Metadata-Version: 2.1
Name: sagemaker-experiments
Version: 0.1.4
Summary: Open source library for Experiment Tracking in SageMaker Jobs and Notebooks
Home-page: https://github.com/aws/sagemaker-experiment-tracking/
Author: Amazon Web Services
License: Apache License 2.0
Keywords: ML Amazon AWS AI Tensorflow MXNet
Platform: UNKNOWN
Classifier: Development Status :: 5 - Production/Stable
Classifier: Intended Audience :: Developers
Classifier: Natural Language :: English
Classifier: License :: OSI Approved :: Apache Software License
Classifier: Programming Language :: Python
Classifier: Programming Language :: Python :: 3.5
Classifier: Programming Language :: Python :: 3.6
Classifier: Programming Language :: Python :: 3.7
Requires-Dist: boto3 (>=1.10.32)
Provides-Extra: test
Requires-Dist: tox (==3.13.1) ; extra == 'test'
Requires-Dist: flake8 ; extra == 'test'
Requires-Dist: pytest (==4.4.1) ; extra == 'test'
Requires-Dist: pytest-cov ; extra == 'test'
Requires-Dist: pytest-coverage ; extra == 'test'
Requires-Dist: pytest-rerunfailures ; extra == 'test'
Requires-Dist: pytest-xdist ; extra == 'test'

=====================
SageMaker Experiments
=====================
Experiment tracking in SageMaker Training Jobs, Processing Jobs, and Notebooks.

Overview
--------
SageMaker Experiments is an AWS service for tracking machine learning Experiments.
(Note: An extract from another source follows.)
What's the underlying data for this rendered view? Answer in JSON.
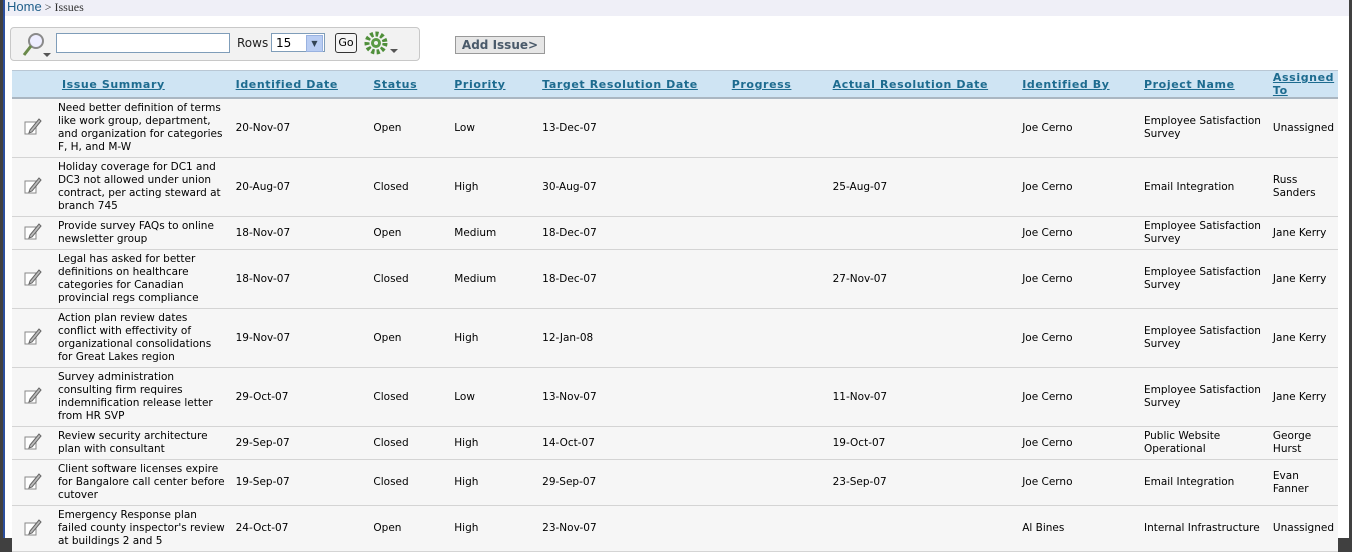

The SageMaker Experiments Python SDK is a high-level interface to this service that helps you track Experiment information using Python.

Concepts
--------

- Experiment: A collection of related Trials. Add Trials to an Experiment that you wish to compare together.
- Trial: A description of a multi-step machine learning workflow. Each step in the workflow is described by a TrialComponent.
- TrialComponent: A description of a single step in a machine learning workflow. 
- Tracker: A Python context-manager for logging information about a single TrialComponent.

Using the SDK
-------------
You can use this SDK to:

- Manage Experiments, Trials, and Trial Components within Python scripts, programs, and notebooks.
- Add tracking information to a SageMaker notebook, allowing you to model your notebook in SageMaker Experiments as a multi-step ML workflow.
- Record experiment information from inside your running SageMaker Training and Processing Jobs.

Examples
--------
See: `sagemaker-experiments <https://github.com/awslabs/amazon-sagemaker-examples/tree/master/sagemaker-experiments>`_ in `AWS Labs Amazon SageMaker Examples <https://github.com/awslabs/amazon-sagemaker-examples>`_. 

Installation
------------

``pip install sagemaker-experiments``.

License
-------
This library is licensed under the Apache 2.0 License.